Archived: The Cave by Jacquelyn Vick

Water slid down the stalactite, filling a pool where the rough cave floor sloped. Footsteps echoed the drip. The prisoner closed his eyes, pressing further into the jagged wall surrounding him. The footsteps silenced, and a metallic tapping caught the rhythm. The prisoner sighed and glared. A thin light above his bars illuminated the man in long, ash colored robes. The man rapped his knuckles against the prison bars. The prisoner counted, reaching one hundred before snapping to his feet. He surged across the cell, and clasped the man’s wrist. “Must. You?”

The man met the prisoner’s glare, exhaled, blinked, and rapped his knuckle against the bar.

“Argh,” the prisoner released the captured hand, and threw his own into the air. “Why must you vex me? Put my food down. Be gone.”

The man rolled his shoulders, walking away to the rhythm of the dripping water.

The prisoner sat beside the bars and whistled. The footsteps returned. The prisoner flung a rock across the cell. “I will get out of here.” The man behind him hummed. The prisoner spun around, staying seated. He stared up at the robed man. “I will. I don’t know how yet. Your day will end.”

“You may attempt, but your heroics will never achieve your desire.” The man placed a silver platter on the ground outside the bars. His long, lanky body un-spiraled as he stood to his full height. “You see these bars. I tap them to ensure there are no weaknesses. Every day we do the same song and dance. Every day I relearn the same information. You are highly irritable, and the bars will never break.”

Once again, the prisoner snapped to his feet. He slammed his hands against the bars. “They will. They must.”

The robed man hummed. He looked down at the meal near his feet. “I pray you find some enjoyment in the nourishment provided.” He turned away as he finished his daily mantra.

The prisoner snarled at the food. “What if I die?”

The robed man stopped. “They would leave your corpse to decay. Even in death there is no escape.”
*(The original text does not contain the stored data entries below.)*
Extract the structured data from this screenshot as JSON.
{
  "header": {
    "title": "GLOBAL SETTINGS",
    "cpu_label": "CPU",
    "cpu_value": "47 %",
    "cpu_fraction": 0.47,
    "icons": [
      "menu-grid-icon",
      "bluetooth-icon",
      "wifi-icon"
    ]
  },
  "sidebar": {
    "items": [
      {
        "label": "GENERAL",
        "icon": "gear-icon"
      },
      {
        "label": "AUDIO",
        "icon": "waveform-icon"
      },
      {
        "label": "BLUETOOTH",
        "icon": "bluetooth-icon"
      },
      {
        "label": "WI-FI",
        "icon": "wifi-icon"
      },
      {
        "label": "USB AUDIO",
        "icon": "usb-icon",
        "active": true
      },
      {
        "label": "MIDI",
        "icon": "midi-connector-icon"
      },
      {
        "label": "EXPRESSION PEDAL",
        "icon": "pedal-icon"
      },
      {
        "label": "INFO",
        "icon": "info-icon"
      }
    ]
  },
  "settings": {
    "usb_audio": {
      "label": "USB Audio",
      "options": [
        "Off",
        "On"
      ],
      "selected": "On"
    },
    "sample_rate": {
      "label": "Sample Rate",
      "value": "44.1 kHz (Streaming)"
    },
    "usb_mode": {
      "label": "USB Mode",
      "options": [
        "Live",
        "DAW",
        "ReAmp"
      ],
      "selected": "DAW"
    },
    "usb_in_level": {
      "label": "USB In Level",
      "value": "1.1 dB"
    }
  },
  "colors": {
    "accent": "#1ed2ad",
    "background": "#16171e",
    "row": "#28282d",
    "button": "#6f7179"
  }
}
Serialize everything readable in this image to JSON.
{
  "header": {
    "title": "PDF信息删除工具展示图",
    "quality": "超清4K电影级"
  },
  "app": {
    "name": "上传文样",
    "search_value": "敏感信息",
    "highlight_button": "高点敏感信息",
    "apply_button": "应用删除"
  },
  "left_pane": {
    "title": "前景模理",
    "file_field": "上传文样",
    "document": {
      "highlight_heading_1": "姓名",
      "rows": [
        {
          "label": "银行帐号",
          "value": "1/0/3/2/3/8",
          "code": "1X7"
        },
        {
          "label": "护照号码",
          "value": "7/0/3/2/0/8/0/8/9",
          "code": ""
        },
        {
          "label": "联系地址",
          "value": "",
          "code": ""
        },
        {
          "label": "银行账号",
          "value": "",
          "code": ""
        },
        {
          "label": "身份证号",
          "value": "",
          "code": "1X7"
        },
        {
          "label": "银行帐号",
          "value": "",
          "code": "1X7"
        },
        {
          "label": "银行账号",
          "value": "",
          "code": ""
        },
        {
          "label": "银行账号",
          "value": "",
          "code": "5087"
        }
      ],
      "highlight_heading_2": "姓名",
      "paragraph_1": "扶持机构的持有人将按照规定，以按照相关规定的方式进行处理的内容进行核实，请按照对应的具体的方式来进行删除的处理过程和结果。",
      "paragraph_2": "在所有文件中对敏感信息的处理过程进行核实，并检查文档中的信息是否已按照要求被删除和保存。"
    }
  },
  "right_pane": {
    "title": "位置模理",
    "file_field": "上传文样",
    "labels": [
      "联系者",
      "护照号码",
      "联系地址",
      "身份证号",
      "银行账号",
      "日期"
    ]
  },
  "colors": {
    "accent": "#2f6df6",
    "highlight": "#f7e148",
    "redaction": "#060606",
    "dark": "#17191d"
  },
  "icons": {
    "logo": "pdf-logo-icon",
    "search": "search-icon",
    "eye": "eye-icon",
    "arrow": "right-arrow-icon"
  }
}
The prisoner returned to his seat on the rough cave floor. Stretching through the bars, he lifted the lid off his food. A potato, a piece of dry meat, and a small serving of vegetables. Every day the same meal. Only one a day. Keeping him alive, but keeping him weak. The lid clattered onto the platter when the prisoner finished his meal. He stayed beside the bars until the robed man returned and checked the bars with the platter. The prisoner jerked back from the sharp sound and snatched the platter. “They aren’t weak.”

“Yes, but maybe a tool would do them differently.”

“I have no tools.”

“No, I do not believe your desire alone will grant you freedom.”

The prisoner waited until the robed man stepped into the darkness. He wrapped his hands around the bars. Squeezing the firm metal rods he screamed into the cave’s void. As he released his rage, the bars shook. Dust rained down atop him. Blinking the dust away, the prisoner tried to twist the bars. They were as the robed man had determined. Strong, sturdy, unmoving.

He slammed his hands against the rods, and walked across the cell. Dim light from the light streaming above the bars danced with shadows around the cell. In a corner, a long list of carved tallies hid beneath the shadows. The prisoner counted them and scratched in a new one. His hope of escape impressed him more every day he counted the marks. To follow his daily routine, the man raced from the back of his cell towards the bars slamming his shoulder into the metal. The bars held steady, but dust fell from the cave ceiling.

Many marks were scratched to the tally list until a bar fell loose as the robed man came to check them. The prisoner and the robed man shared a look of surprise. The robed man stepped back, waving his arm forward for the prisoner to step across the threshold. He squinted, unable to see in the darkness filling the rest of the cave. He pressed his hand against the rough wall and followed the curvature. At one point he found a small hole. Too tiny for a man to climb through, but the right size and shape for a platter with a lid. The cave wall continued to a dibit with a collection of rocks, unmovable. The prisoner continued to feel around in the darkness until he reached the bars.

The robed man clutched his shoulder. “As I have said, you will never escape. I will never escape.”